【发布时间】:2020-09-18 15:48:19
【问题描述】:
总结:如何最有效地计算多个正则表达式匹配并按发生率对结果进行排名?是否应该使用语义方法来代替正则表达式?
用于说明的示例数据:
sample_string <- c("Total - Main mode of commuting for the employed labour force aged 15 years and over in private households with a usual place of work or no fixed workplace address - 25% sample data",
"Total - Language used most often at work for the population in private households aged 15 years and over who worked since January 1, 2015 - 25% sample data",
"Number of market income recipients aged 15 years and over in private households - 25% sample data",
"Number of employment income recipients aged 15 years and over in private households",
"Total - Major field of study - Classification of Instructional Programs (CIP) 2016 for the population aged 15 years and over in private households - 25% sample data",
"Total - Selected places of birth for the recent immigrant population in private households - 25% sample data",
"Total - Commuting duration for the employed labour force aged 15 years and over in private households with a usual place of work or no fixed workplace address - 25% sample data",
"Number of market income recipients aged 15 years and over in private households",
"Employment income (%)", "Total - Aboriginal ancestry for the population in private households - 25% sample data",
"Without employment income", "With after-tax income", "1 household maintainer",
"Spending 30% or more of income on shelter costs", "Total - Highest certificate, diploma or degree for the population aged 25 to 64 years in private households - 25% sample data"
)
还有一个包含多个词条的示例字符串查询
sample_query <- c("after tax income")
使用grepl 很容易检查字符串查询是否匹配。
sample_string[grepl(sample_query, sample_string)]

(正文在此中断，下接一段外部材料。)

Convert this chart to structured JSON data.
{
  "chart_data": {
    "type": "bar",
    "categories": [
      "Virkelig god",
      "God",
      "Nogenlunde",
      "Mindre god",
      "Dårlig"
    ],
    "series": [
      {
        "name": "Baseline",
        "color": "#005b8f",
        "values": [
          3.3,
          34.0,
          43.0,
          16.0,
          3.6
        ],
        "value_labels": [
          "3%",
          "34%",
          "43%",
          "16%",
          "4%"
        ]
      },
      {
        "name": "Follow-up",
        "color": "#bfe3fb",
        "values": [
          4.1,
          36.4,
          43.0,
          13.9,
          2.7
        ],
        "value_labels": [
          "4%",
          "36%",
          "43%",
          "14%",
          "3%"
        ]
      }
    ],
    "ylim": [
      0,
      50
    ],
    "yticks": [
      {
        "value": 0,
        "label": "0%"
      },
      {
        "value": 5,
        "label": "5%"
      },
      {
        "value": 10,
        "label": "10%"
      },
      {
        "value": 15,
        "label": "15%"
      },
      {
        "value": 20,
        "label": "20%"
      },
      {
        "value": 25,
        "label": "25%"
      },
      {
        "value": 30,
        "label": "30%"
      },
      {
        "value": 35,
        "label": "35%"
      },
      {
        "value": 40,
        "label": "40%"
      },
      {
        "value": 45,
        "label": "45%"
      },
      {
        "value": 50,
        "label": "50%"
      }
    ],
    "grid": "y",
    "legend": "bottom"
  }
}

但显然这在这里行不通,因为没有完全匹配,因为实际术语是after-tax income。另一种方法是将搜索查询分成几部分并进行检查。
sample_string[grepl(paste(unlist(strsplit(sample_query, " +")), collapse = "|"), sample_string)]
这可行,但会返回太多结果,因为它匹配任何这些术语的任何实例。
[1] "Number of market income recipients aged 15 years and over in private households - 25% sample data"
[2] "Number of employment income recipients aged 15 years and over in private households"
[3] "Number of market income recipients aged 15 years and over in private households"
[4] "Employment income (%)"
[5] "Without employment income"
[6] "With after-tax income"
[7] "Spending 30% or more of income on shelter costs"
问题:如何根据单个匹配的数量有效地返回最接近的匹配?
应用一些答案here,并添加排序和匹配会导致怪物:
sample_string[grepl(paste(unlist(strsplit(sample_query, " +")),
collapse = "|"),
sample_string)][order(-lengths(regmatches(
sample_string[grepl(paste(unlist(strsplit(sample_query, " +")),
collapse = "|"),
sample_string)],
gregexpr(paste(unlist(
strsplit(sample_query, " +")
),
collapse = "|"),
sample_string[grepl(paste(unlist(strsplit(sample_query, " +")),
collapse = "|"),
sample_string)])
)))]
返回我想要的 - 包含至少一个匹配项的所有字符串的列表,按匹配项数排序。
[1] "With after-tax income"
[2] "Number of market income recipients aged 15 years and over in private households - 25% sample data"
[3] "Number of employment income recipients aged 15 years and over in private households"
[4] "Number of market income recipients aged 15 years and over in private households"
[5] "Employment income (%)"
[6] "Without employment income"
[7] "Spending 30% or more of income on shelter costs"
稍微清理一下上面的怪物:
to_match <- paste(unlist(strsplit(sample_query, " +")),collapse = "|")
results <- sample_string[grepl(to_match,sample_string)]
results[order(-lengths(regmatches(results,gregexpr(to_match,results))))]
我可以忍受这个,但有没有办法让它更简洁?而且,我想知道这是否是解决此问题的最佳方法?
我知道stringr::str_count 和stringi::stri_count_regex。这是一个包,我试图避免添加额外的依赖项,但如果这些更有效,我可以改用它。
或者,替代字符串距离是更好的选择吗?检查数千个长字符串时会更好吗?
目的是帮助用户找到相关信息,也许有一些更面向语义的东西是有意义的。
【问题讨论】:
-
由于您的代码已经在运行,您可以尝试将您的问题迁移到Code Review。
-
@dshkol 请看我的回复,它是在基础 R 中完成的,它使用 levenshtein(编辑)距离并检索单个最相关的句子。